Millions of people around the world have been forced to begin working from home. It seems like most of our day is spent on endless video conference calls that can sometimes be a little awkward. The issue becomes even worse when video conferencing with someone for the first time. For job seekers, the nervousness and pressure that comes with an in person interview can oftentimes be exacerbated when interviewing online.
It doesn’t have to be all bad, though. Hiring managers can make a few changes in order to make the process more comfortable for everyone involved. These tips can help all parties when you conduct your next remote interview:
Remote interviews can be weird, but hiring managers can make a few small changes in order to make the process more comfortable for everyone
The etiquette for online interviews is still being worked out. You can help candidates feel more comfortable by letting them know ahead of time what to expect. Email them information about who will be interviewing them, what they might want to wear, and some information about your video conferencing platform of choice.
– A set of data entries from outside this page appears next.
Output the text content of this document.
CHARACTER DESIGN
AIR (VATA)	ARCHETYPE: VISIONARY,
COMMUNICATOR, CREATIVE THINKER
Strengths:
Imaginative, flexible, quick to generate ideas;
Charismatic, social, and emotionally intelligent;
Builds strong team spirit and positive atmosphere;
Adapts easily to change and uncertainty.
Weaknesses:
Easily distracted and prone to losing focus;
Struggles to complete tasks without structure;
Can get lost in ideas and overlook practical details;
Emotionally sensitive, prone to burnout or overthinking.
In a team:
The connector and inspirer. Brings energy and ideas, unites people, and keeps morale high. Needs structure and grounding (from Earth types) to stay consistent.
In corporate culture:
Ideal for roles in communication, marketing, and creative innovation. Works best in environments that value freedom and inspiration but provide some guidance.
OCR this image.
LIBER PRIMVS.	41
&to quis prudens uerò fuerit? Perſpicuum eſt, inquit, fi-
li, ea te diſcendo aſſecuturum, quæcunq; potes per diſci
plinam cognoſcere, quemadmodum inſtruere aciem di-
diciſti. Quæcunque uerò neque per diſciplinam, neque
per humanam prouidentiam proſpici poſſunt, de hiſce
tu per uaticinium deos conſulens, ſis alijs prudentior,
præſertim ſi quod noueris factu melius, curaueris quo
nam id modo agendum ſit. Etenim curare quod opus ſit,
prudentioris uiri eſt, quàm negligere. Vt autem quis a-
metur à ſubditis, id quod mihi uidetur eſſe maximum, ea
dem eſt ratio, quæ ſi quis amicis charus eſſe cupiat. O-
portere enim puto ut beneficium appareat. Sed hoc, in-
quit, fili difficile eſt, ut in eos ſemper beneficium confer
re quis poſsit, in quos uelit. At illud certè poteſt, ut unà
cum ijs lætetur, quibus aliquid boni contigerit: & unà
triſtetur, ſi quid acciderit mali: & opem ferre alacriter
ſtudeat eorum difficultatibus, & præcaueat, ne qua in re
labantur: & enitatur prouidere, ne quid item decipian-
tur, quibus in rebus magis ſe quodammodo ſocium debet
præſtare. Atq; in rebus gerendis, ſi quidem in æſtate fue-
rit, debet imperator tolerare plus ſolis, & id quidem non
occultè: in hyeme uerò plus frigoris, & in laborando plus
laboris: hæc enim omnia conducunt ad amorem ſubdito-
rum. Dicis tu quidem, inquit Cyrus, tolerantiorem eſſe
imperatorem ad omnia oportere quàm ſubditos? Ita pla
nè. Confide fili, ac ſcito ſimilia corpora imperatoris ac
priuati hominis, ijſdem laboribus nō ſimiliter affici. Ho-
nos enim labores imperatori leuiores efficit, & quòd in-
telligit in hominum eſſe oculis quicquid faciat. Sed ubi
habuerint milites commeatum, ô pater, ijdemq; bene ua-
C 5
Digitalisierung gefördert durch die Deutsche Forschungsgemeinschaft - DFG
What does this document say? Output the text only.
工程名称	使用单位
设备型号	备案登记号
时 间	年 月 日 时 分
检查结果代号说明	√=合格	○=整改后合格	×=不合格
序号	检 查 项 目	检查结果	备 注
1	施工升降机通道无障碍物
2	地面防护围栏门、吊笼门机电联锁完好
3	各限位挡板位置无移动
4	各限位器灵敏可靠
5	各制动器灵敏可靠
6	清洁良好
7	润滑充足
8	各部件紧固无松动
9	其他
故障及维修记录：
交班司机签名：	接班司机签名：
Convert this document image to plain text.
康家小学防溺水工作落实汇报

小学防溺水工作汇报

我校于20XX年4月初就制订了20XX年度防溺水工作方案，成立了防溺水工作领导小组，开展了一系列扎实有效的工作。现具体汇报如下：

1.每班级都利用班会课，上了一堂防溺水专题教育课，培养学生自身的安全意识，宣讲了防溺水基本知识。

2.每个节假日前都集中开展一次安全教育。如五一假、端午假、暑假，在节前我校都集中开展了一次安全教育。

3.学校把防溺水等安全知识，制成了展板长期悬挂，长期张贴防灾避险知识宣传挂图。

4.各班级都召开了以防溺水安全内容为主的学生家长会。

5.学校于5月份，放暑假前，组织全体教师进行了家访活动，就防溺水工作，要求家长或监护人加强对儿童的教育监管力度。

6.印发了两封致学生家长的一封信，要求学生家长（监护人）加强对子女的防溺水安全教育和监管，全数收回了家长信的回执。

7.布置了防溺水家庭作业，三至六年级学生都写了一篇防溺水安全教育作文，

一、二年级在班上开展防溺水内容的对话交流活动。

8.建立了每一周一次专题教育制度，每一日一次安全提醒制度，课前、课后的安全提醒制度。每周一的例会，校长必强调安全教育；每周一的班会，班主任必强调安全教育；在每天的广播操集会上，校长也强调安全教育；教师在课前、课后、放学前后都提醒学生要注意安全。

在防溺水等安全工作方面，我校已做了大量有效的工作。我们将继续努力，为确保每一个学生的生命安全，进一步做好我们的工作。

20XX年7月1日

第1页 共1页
There is nothing worse than being the only one on a call with your video on. Make it a clear expectation for all interviews that both interviewers and interviewees should have their video on at all times. This not only makes people more comfortable, but adds a personal touch that does not come along with voice calls. Keep in mind that body language can still be read from miles away.
During traditional in person interviews, candidates often look for cues about what working at your company would be like. Do you have a welcoming office setup? Do coworkers chat and seem to get along? What are the other intangible benefits of working at your company? You might find that candidates appreciate being shown some authentic slides or pictures depicting company culture and the like. Remember, for many job opportunities, each candidate is interviewing you just as much as you are interviewing them.
Without meeting in person, it can sometimes be easy to see candidates as leads rather than human beings. Keep them engaged by writing a personal note shortly after the interview, and look for one in return. It reflects poorly on companies who don’t clarify to candidates what is coming next, even if it is nothing at all.